Open karptonite opened 5 months ago
If this is a change in the behavior, was it intentional?
Hi, Daniel. Rule of thumb: If a behavior change is not listed in a project's ChangeLog, then I think it's probably not intentional. :smile:
There are a lot of changed variables here (PHP, libgearman, Gearman extension). It's hard to tell where the issue might be. I recommend that you try to isolate those variables. Can you revert just libgearman, for example? Did you also change gearmand server versions?
Are you submitting your jobs synchronously or asynchronously?
Can you post a simple failing test case?
Hi @esabol ! Unfortunately, I do not have the ability to revert just libgearman at the moment. Maybe later, if the test case I've provided doesn't shed any light on this. The server is unchanged, and is running Gearman 1.1.12. I'm submitting jobs asynchronously.
you can find a simple failing test case here: https://github.com/karptonite/gearman-test
To run it, you must be running a gearman server--I don't know if the version matters, but I was running 1.1.12. You can use the same server for testing multiple PHP environments.
Edit both files to include the location of your gearman server.
first, run the file test_gearman1.php
.
second, run the file test_gearman2.php
. The output will tell you whether the test passed, and will also reset the function name for the next test.
It works as follows: The first script adds a job to the queue, then adds a worker that will take the job, but exit with a non-zero error code before returning. The second script Add a worker, and takes any jobs added by the first script. In theory, because the first script exited with a non-zero error code, the job should still be on the queue when you run the second script. This test passes with Pecl-Gearman 2.0.6, PHP 7.4, libgearman 1.1.12. It fails with Pecl-Gearman 2.1.2, PHP 8.0.30, libgearman 1.1.19.1.
Help! Can anyone test this with different versions of the PHP extension and/or different versions of libgearman?

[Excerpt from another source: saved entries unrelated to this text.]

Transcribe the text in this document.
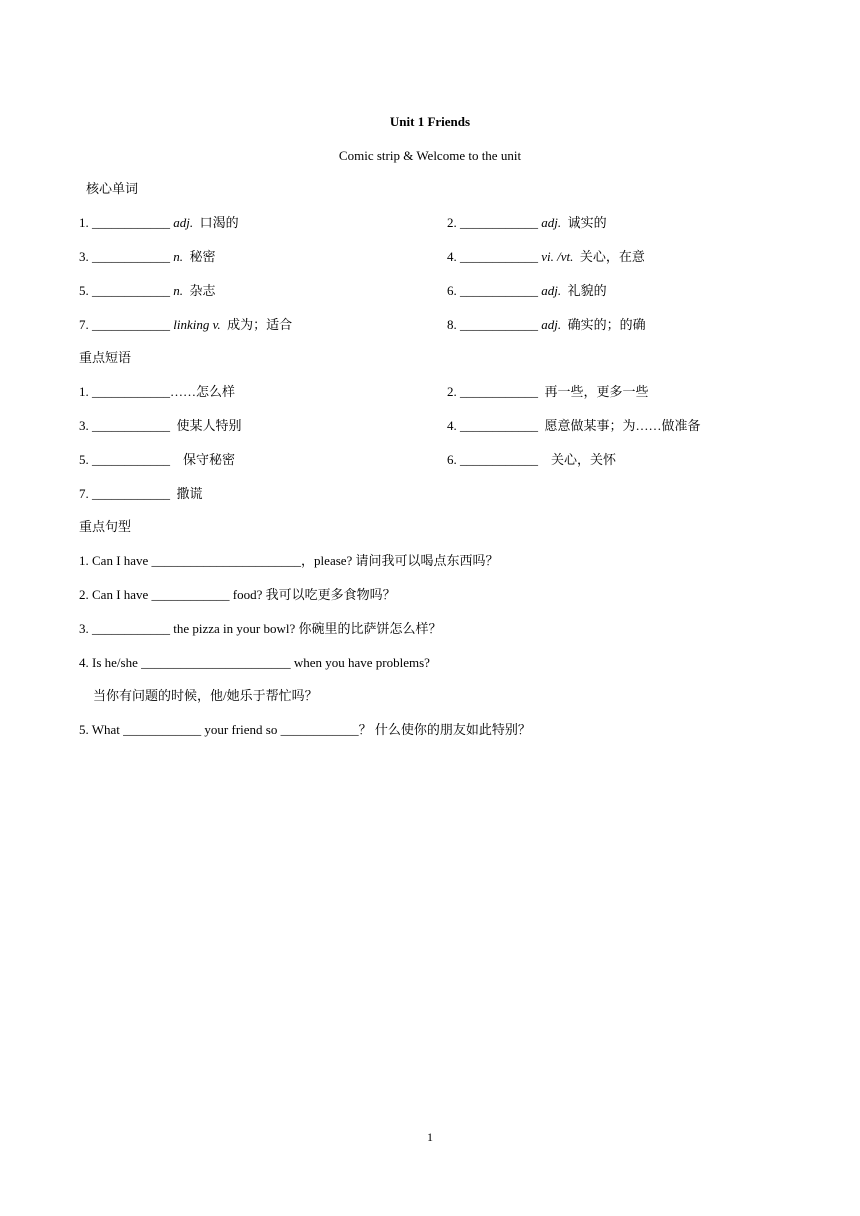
Unit 1 Friends
Comic strip & Welcome to the unit
核心单词
1. ____________ adj. 口渴的	2. ____________ adj. 诚实的
3. ____________ n. 秘密	4. ____________ vi. /vt. 关心，在意
5. ____________ n. 杂志	6. ____________ adj. 礼貌的
7. ____________ linking v. 成为；适合	8. ____________ adj. 确实的；的确
重点短语
1. ____________……怎么样	2. ____________ 再一些，更多一些
3. ____________ 使某人特别	4. ____________ 愿意做某事；为……做准备
5. ____________ 保守秘密	6. ____________ 关心，关怀
7. ____________ 撒谎
重点句型
1. Can I have _______________________，please? 请问我可以喝点东西吗？
2. Can I have ____________ food? 我可以吃更多食物吗？
3. ____________ the pizza in your bowl? 你碗里的比萨饼怎么样？
4. Is he/she _______________________ when you have problems?
当你有问题的时候，他/她乐于帮忙吗？
5. What ____________ your friend so ____________？ 什么使你的朋友如此特别？
1
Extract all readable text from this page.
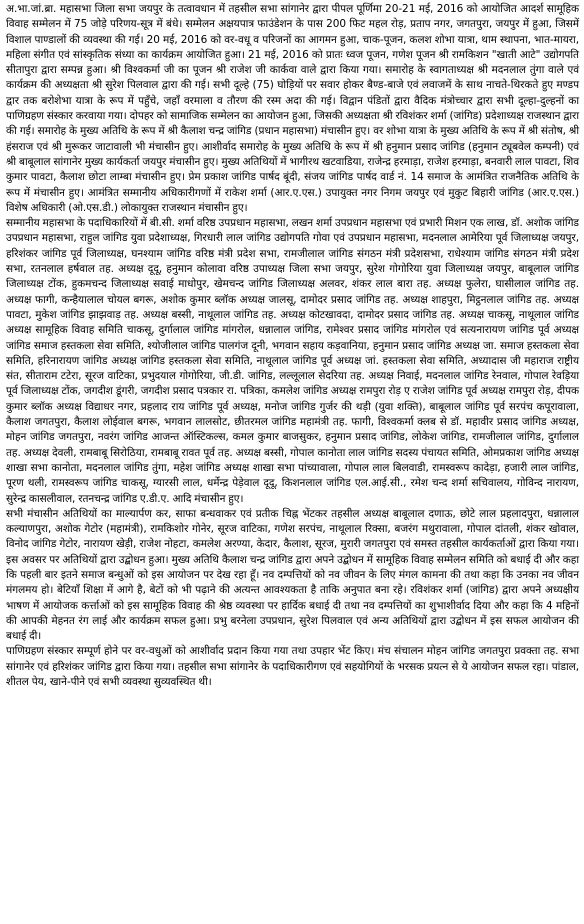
अ.भा.जां.ब्रा. महासभा जिला सभा जयपुर के तत्वावधान में तहसील सभा सांगानेर द्वारा पीपल पूर्णिमा 20-21 मई, 2016 को आयोजित आदर्श सामूहिक विवाह सम्मेलन में 75 जोड़े परिणय-सूत्र में बंधे। सम्मेलन अक्षयपात्र फाउंडेशन के पास 200 फिट महल रोड़, प्रताप नगर, जगतपुरा, जयपुर में हुआ, जिसमें विशाल पाण्डालों की व्यवस्था की गई। 20 मई, 2016 को वर-वधू व परिजनों का आगमन हुआ, चाक-पूजन, कलश शोभा यात्रा, थाम स्थापना, भात-मायरा, महिला संगीत एवं सांस्कृतिक संध्या का कार्यक्रम आयोजित हुआ। 21 मई, 2016 को प्रातः ध्वज पूजन, गणेश पूजन श्री रामकिशन "खाती आटे" उद्योगपति सीतापुरा द्वारा सम्पन्न हुआ। श्री विश्वकर्मा जी का पूजन श्री राजेश जी कार्कवा वाले द्वारा किया गया। समारोह के स्वागताध्यक्ष श्री मदनलाल तुंगा वाले एवं कार्यक्रम की अध्यक्षता श्री सुरेश पिलवाल द्वारा की गई। सभी दूल्हे (75) घोड़ियों पर सवार होकर बैण्ड-बाजे एवं लवाजमें के साथ नाचते-थिरकते हुए मण्डप द्वार तक बरोशेभा यात्रा के रूप में पहुँचे, जहाँ वरमाला व तौरण की रस्म अदा की गई। विद्वान पंडितों द्वारा वैदिक मंत्रोच्चार द्वारा सभी दूल्हा-दुल्हनों का पाणिग्रहण संस्कार करवाया गया। दोपहर को सामाजिक सम्मेलन का आयोजन हुआ, जिसकी अध्यक्षता श्री रविशंकर शर्मा (जांगिड) प्रदेशाध्यक्ष राजस्थान द्वारा की गई। समारोह के मुख्य अतिथि के रूप में श्री कैलाश चन्द्र जांगिड (प्रधान महासभा) मंचासीन हुए। वर शोभा यात्रा के मुख्य अतिथि के रूप में श्री संतोष, श्री हंसराज एवं श्री मुरूकर जाटावाली भी मंचासीन हुए। आशीर्वाद समारोह के मुख्य अतिथि के रूप में श्री हनुमान प्रसाद जांगिड (हनुमान ट्यूबवेल कम्पनी) एवं श्री बाबूलाल सांगानेर मुख्य कार्यकर्ता जयपुर मंचासीन हुए। मुख्य अतिथियों में भागीरथ खटवाडिया, राजेन्द्र हरमाड़ा, राजेश हरमाड़ा, बनवारी लाल पावटा, शिव कुमार पावटा, कैलाश छोटा लाम्बा मंचासीन हुए। प्रेम प्रकाश जांगिड पार्षद बूंदी, संजय जांगिड पार्षद वार्ड नं. 14 समाज के आमंत्रित राजनैतिक अतिथि के रूप में मंचासीन हुए। आमंत्रित सम्मानीय अधिकारीगणों में राकेश शर्मा (आर.ए.एस.) उपायुक्त नगर निगम जयपुर एवं मुकुट बिहारी जांगिड (आर.ए.एस.) विशेष अधिकारी (ओ.एस.डी.) लोकायुक्त राजस्थान मंचासीन हुए।

सम्मानीय महासभा के पदाधिकारियों में बी.सी. शर्मा वरिष्ठ उपप्रधान महासभा, लखन शर्मा उपप्रधान महासभा एवं प्रभारी मिशन एक लाख, डॉ. अशोक जांगिड उपप्रधान महासभा, राहुल जांगिड युवा प्रदेशाध्यक्ष, गिरधारी लाल जांगिड उद्योगपति गोवा एवं उपप्रधान महासभा, मदनलाल आमेरिया पूर्व जिलाध्यक्ष जयपुर, हरिशंकर जांगिड पूर्व जिलाध्यक्ष, घनश्याम जांगिड वरिष्ठ मंत्री प्रदेश सभा, रामजीलाल जांगिड संगठन मंत्री प्रदेशसभा, राधेश्याम जांगिड संगठन मंत्री प्रदेश सभा, रतनलाल हर्षवाल तह. अध्यक्ष दूदू, हनुमान कोलावा वरिष्ठ उपाध्यक्ष जिला सभा जयपुर, सुरेश गोगोरिया युवा जिलाध्यक्ष जयपुर, बाबूलाल जांगिड जिलाध्यक्ष टोंक, हुकमचन्द जिलाध्यक्ष सवाई माधोपुर, खेमचन्द जांगिड जिलाध्यक्ष अलवर, शंकर लाल बारा तह. अध्यक्ष फुलेरा, घासीलाल जांगिड तह. अध्यक्ष फागी, कन्हैयालाल चोयल बगरू, अशोक कुमार ब्लॉक अध्यक्ष जालसू, दामोदर प्रसाद जांगिड तह. अध्यक्ष शाहपुरा, मिट्ठनलाल जांगिड तह. अध्यक्ष पावटा, मुकेश जांगिड झाझवाड़ तह. अध्यक्ष बस्सी, नाथूलाल जांगिड तह. अध्यक्ष कोटखावदा, दामोदर प्रसाद जांगिड तह. अध्यक्ष चाकसू, नाथूलाल जांगिड अध्यक्ष सामूहिक विवाह समिति चाकसू, दुर्गालाल जांगिड मांगरोल, धन्नालाल जांगिड, रामेश्वर प्रसाद जांगिड मांगरोल एवं सत्यनारायण जांगिड पूर्व अध्यक्ष जांगिड समाज हस्तकला सेवा समिति, श्योजीलाल जांगिड पालगंज दूनी, भगवान सहाय कड़वानिया, हनुमान प्रसाद जांगिड अध्यक्ष जा. समाज हस्तकला सेवा समिति, हरिनारायण जांगिड अध्यक्ष जांगिड हस्तकला सेवा समिति, नाथूलाल जांगिड पूर्व अध्यक्ष जां. हस्तकला सेवा समिति, अध्यादास जी महाराज राष्ट्रीय संत, सीताराम टटेरा, सूरज वाटिका, प्रभुदयाल गोगोरिया, जी.डी. जांगिड, लल्लूलाल सेदरिया तह. अध्यक्ष निवाई, मदनलाल जांगिड रेनवाल, गोपाल रेवड़िया पूर्व जिलाध्यक्ष टोंक, जगदीश डूंगरी, जगदीश प्रसाद पत्रकार रा. पत्रिका, कमलेश जांगिड अध्यक्ष रामपुरा रोड़ ए राजेश जांगिड पूर्व अध्यक्ष रामपुरा रोड़, दीपक कुमार ब्लॉक अध्यक्ष विद्याधर नगर, प्रहलाद राय जांगिड पूर्व अध्यक्ष, मनोज जांगिड गुर्जर की थड़ी (युवा शक्ति), बाबूलाल जांगिड पूर्व सरपंच कपूरावाला, कैलाश जगतपुरा, कैलाश लोईवाल बगरू, भगवान लालसोट, छीतरमल जांगिड महामंत्री तह. फागी, विश्वकर्मा क्लब से डॉ. महावीर प्रसाद जांगिड अध्यक्ष, मोहन जांगिड जगतपुरा, नवरंग जांगिड आजन्त ऑस्टिकल्स, कमल कुमार बाजसुकर, हनुमान प्रसाद जांगिड, लोकेश जांगिड, रामजीलाल जांगिड, दुर्गालाल तह. अध्यक्ष देवली, रामबाबू सिरोठिया, रामबाबू रावत पूर्व तह. अध्यक्ष बस्सी, गोपाल कानोता लाल जांगिड सदस्य पंचायत समिति, ओमप्रकाश जांगिड अध्यक्ष शाखा सभा कानोता, मदनलाल जांगिड तुंगा, महेश जांगिड अध्यक्ष शाखा सभा पांच्यावाला, गोपाल लाल बिलवाडी, रामस्वरूप कादेड़ा, हजारी लाल जांगिड, पूरण थली, रामस्वरूप जांगिड चाकसू, ग्यारसी लाल, धर्मेन्द्र पेड़ेवाल दूदू, किशनलाल जांगिड एल.आई.सी., रमेश चन्द शर्मा सचिवालय, गोविन्द नारायण, सुरेन्द्र कासलीवाल, रतनचन्द्र जांगिड ए.डी.ए. आदि मंचासीन हुए।

सभी मंचासीन अतिथियों का माल्यार्पण कर, साफा बन्धवाकर एवं प्रतीक चिह्न भेंटकर तहसील अध्यक्ष बाबूलाल दणाऊ, छोटे लाल प्रहलादपुरा, धन्नालाल कल्याणपुरा, अशोक गेटोर (महामंत्री), रामकिशोर गोनेर, सूरज वाटिका, गणेश सरपंच, नाथूलाल रिक्सा, बजरंग मथुरावाला, गोपाल दांतली, शंकर खोवाल, विनोद जांगिड गेटोर, नारायण खेड़ी, राजेश नोहटा, कमलेश अरण्या, केदार, कैलाश, सूरज, मुरारी जगतपुरा एवं समस्त तहसील कार्यकर्ताओं द्वारा किया गया। इस अवसर पर अतिथियों द्वारा उद्बोधन हुआ। मुख्य अतिथि कैलाश चन्द्र जांगिड द्वारा अपने उद्बोधन में सामूहिक विवाह सम्मेलन समिति को बधाई दी और कहा कि पहली बार इतने समाज बन्धुओं को इस आयोजन पर देख रहा हूँ। नव दम्पत्तियों को नव जीवन के लिए मंगल कामना की तथा कहा कि उनका नव जीवन मंगलमय हो। बेटियाँ शिक्षा में आगे है, बेटों को भी पढ़ाने की अत्यन्त आवश्यकता है ताकि अनुपात बना रहे। रविशंकर शर्मा (जांगिड) द्वारा अपने अध्यक्षीय भाषण में आयोजक कर्त्ताओं को इस सामूहिक विवाह की श्रेष्ठ व्यवस्था पर हार्दिक बधाई दी तथा नव दम्पत्तियों का शुभाशीर्वाद दिया और कहा कि 4 महिनों की आपकी मेहनत रंग लाई और कार्यक्रम सफल हुआ। प्रभु बरनेला उपप्रधान, सुरेश पिलवाल एवं अन्य अतिथियों द्वारा उद्बोधन में इस सफल आयोजन की बधाई दी।

पाणिग्रहण संस्कार सम्पूर्ण होने पर वर-वधुओं को आशीर्वाद प्रदान किया गया तथा उपहार भेंट किए। मंच संचालन मोहन जांगिड जगतपुरा प्रवक्ता तह. सभा सांगानेर एवं हरिशंकर जांगिड द्वारा किया गया। तहसील सभा सांगानेर के पदाधिकारीगण एवं सहयोगियों के भरसक प्रयत्न से ये आयोजन सफल रहा। पांडाल, शीतल पेय, खाने-पीने एवं सभी व्यवस्था सुव्यवस्थित थी।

One further comment: I've noticed on further examination that it doesn't matter what the exit status code was, in the previous behavior; Even exiting with a normal 0 exit code would cause the job to go back on the queue if the script exits before the callback function returns. I mention this mainly to avoid someone looking for code that checks errors status codes.
Has anyone had a chance to try my repro of this issue?
As recently as version 2.0.6, (with PHP 7.4, libgearman 1.1.12) if PHP exited with a non-zero value while a worker was working on a job, the job would be returned to the stack, and would be retried as soon as it started up again. We recently upgraded to PHP 8, libgearman 1.1.19.1 and 2.1.2 of the Gearman extension, and it seems as if this is no longer the case; now if a PHP process crashes in the middle of a job, it seems that the job is essentially lost--it does not go back on the queue. If this is a change in the behavior, was it intentional?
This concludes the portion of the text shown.